2) Breathe. and exhale fully every single time as often as you can. Read this great blog from Jen Violi on breathing.

3) Survive. Do what you have to do in order to survive each day. Stand in line to get food stamps and health insurance for your kids and cry when you get back to the car. If you compromise, forgive yourself and more forward. Do the next right thing. This is training camp, and it can be really hard. Just keep swimming – it won’t be forever.

4) Get clear. While you are heading into your cocoon, determine to spend your time in there getting clear on what you really want – even if it seems impossible. Write it down. Try it on. Feel what it will feel to be in your new ‘space.’

5) Ask for help. We all need it. Let yourself be that person and welcome the lesson of vulnerability and need.

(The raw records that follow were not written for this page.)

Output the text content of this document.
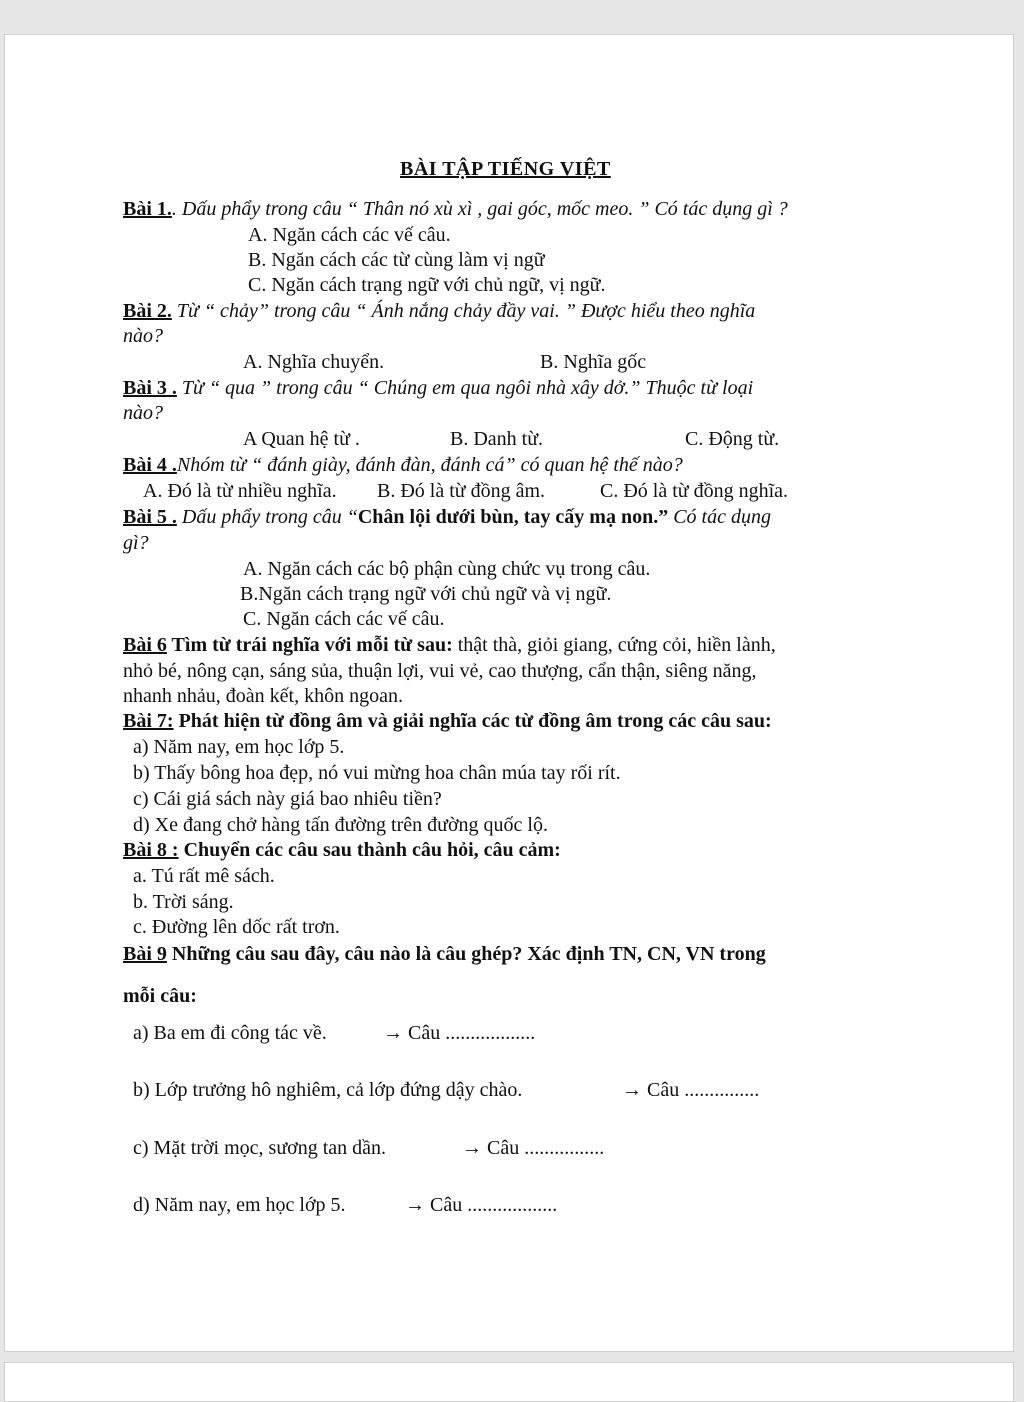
BÀI TẬP TIẾNG VIỆT
Bài 1.. Dấu phẩy trong câu “ Thân nó xù xì , gai góc, mốc meo. ” Có tác dụng gì ?
A. Ngăn cách các vế câu.
B. Ngăn cách các từ cùng làm vị ngữ
C. Ngăn cách trạng ngữ với chủ ngữ, vị ngữ.
Bài 2. Từ “ chảy” trong câu “ Ánh nắng chảy đầy vai. ” Được hiểu theo nghĩa
nào?
A. Nghĩa chuyển.	B. Nghĩa gốc
Bài 3 . Từ “ qua ” trong câu “ Chúng em qua ngôi nhà xây dở.” Thuộc từ loại
nào?
A Quan hệ từ .	B. Danh từ.	C. Động từ.
Bài 4 .Nhóm từ “ đánh giày, đánh đàn, đánh cá” có quan hệ thế nào?
A. Đó là từ nhiều nghĩa. B. Đó là từ đồng âm.	C. Đó là từ đồng nghĩa.
Bài 5 . Dấu phẩy trong câu “Chân lội dưới bùn, tay cấy mạ non.” Có tác dụng
gì?
A. Ngăn cách các bộ phận cùng chức vụ trong câu.
B.Ngăn cách trạng ngữ với chủ ngữ và vị ngữ.
C. Ngăn cách các vế câu.
Bài 6 Tìm từ trái nghĩa với mỗi từ sau: thật thà, giỏi giang, cứng cỏi, hiền lành,
nhỏ bé, nông cạn, sáng sủa, thuận lợi, vui vẻ, cao thượng, cẩn thận, siêng năng,
nhanh nhảu, đoàn kết, khôn ngoan.
Bài 7: Phát hiện từ đồng âm và giải nghĩa các từ đồng âm trong các câu sau:
a) Năm nay, em học lớp 5.
b) Thấy bông hoa đẹp, nó vui mừng hoa chân múa tay rối rít.
c) Cái giá sách này giá bao nhiêu tiền?
d) Xe đang chở hàng tấn đường trên đường quốc lộ.
Bài 8 : Chuyển các câu sau thành câu hỏi, câu cảm:
a. Tú rất mê sách.
b. Trời sáng.
c. Đường lên dốc rất trơn.
Bài 9 Những câu sau đây, câu nào là câu ghép? Xác định TN, CN, VN trong
mỗi câu:
a) Ba em đi công tác về.	→ Câu ..................
b) Lớp trưởng hô nghiêm, cả lớp đứng dậy chào.	→ Câu ...............
c) Mặt trời mọc, sương tan dần.	→ Câu ................
d) Năm nay, em học lớp 5.	→ Câu ..................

5) Shift your story. You aren’t a victim tossed by the winds. You are a proactive agent of growth and you didn’t expect such a strong nudge into the next chapter. That’s okay. Let the old story have its place and then let it go. Begin to write a new one.

6) Choose you. Commit to what you want. Know that it may very well feel like swinging from one jungle vine to the next without the next showing up quite yet. Choose you anyway.